Tang started his career at his grandfather's solicitor firm. He joined the London law firm Macfarlanes as a trainee solicitor, where he was described by the then senior partner Vanni Treves as being "confident, quick witted and funny", as well as being "charmingly undisciplined and unreliable". By mutual agreement he left the firm after a couple of months without completing his training contract, and instead changed career path and joined Swire Pacific Limited. He was the founder of the China Club in Hong Kong, Beijing, and Singapore the Shanghai Tang stores, Havana House and Pacific Cigar Company Ltd. More recently Tang opened the Cipriani in Hong Kong and the China Tang restaurant at the Dorchester Hotel. Tang was also a director and advisor to a number of boards, including Tommy Hilfiger.
In 1983–84, Tang taught English literature and philosophy at Peking University.

Awards

Tang was promoted from OBE to Knight Commander of the Order of the British Empire in the 2008 New Year Honours. He was also honoured by the French Government as of the Ordre des Arts et des Lettres.
He also received the award for Outstanding Achievement in Art and Design at the Asian Awards in 2014.

Other roles

Sir David was the Honorary Consul of Cuba in Hong Kong. From time to time, he contributed articles for newspapers.
Tang was invited to provide a weekly English column for the Chinese-language Hong Kong newspaper Apple Daily. A selection of his articles has been published in a book An Apple a Week. He also contributed an "agony uncle" column to the weekend Financial Times, in which he responded to readers' social dilemmas.
In 2011, Tang founded a website, ICorrect.com, where celebrities can post fixes and refutations of incorrect information spreading over the internet.

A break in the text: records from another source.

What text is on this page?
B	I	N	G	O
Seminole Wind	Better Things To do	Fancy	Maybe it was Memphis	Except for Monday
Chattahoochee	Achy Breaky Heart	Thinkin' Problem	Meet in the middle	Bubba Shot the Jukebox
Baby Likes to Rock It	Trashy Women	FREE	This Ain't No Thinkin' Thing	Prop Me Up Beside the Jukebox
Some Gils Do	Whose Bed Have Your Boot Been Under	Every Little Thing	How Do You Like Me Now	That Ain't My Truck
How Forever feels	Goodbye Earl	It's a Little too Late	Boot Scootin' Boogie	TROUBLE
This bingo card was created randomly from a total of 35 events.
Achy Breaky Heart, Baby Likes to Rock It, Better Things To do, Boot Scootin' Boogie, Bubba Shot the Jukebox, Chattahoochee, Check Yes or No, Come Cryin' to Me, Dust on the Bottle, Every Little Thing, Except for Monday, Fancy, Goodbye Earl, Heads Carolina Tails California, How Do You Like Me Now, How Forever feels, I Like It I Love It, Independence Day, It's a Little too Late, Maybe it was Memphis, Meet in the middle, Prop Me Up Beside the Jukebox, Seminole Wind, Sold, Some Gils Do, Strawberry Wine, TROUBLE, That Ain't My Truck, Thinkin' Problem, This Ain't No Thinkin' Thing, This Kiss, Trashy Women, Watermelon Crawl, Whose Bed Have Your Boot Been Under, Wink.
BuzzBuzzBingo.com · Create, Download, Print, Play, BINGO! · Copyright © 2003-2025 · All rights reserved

Support for Hong Kong democracy

Tang was unrestrained in speaking, at times scathingly, in opposition to the Hong Kong Government. He was particularly incensed by its intransigence on democratic reform. In a speech, on 18 February 2016, to the Foreign Correspondents Club, Hong Kong, in reference to the Chief Executive's policy address, he said,
"Whoever wrote that for the first sentence for the chief executive, if he himself did not write it, must be a comedian; or perhaps a monkey who accidentally typed up those words on a typewriter. What it all means to me is the disingenuousness of our chief executive and government, and the contempt with which they hold us, the citizens of Hong Kong. ... Our government has been growing apart from the people of Hong Kong and they must anticipate trouble. Already, there are over one million people in Hong Kong who are trapped by poverty, and they cannot be too pleased about the government. It is simply invidious that in a prosperous community such as Hong Kong, over 15 percent of our population should be living below the breadline. It is a shameful state, scandalous if you ask me. Then there was the Umbrella Movement, which clearly demonstrated the resolution of many ordinary people taking real democratic power seriously, and their dissatisfaction can only be increased by the defeat of the universal suffrage motion in LegCo."

Later life

In August 2017, Asia Times reported that Tang planned a farewell party at the Dorchester Hotel in London as doctors had given him only a month or two to live. However, before the farewell party could occur, Tang died on 29 August 2017, twenty-seven days after his 63rd birthday, leaving behind his wife Lucy and a daughter Victoria and a son Edward from his first marriage to Susanna Cheung.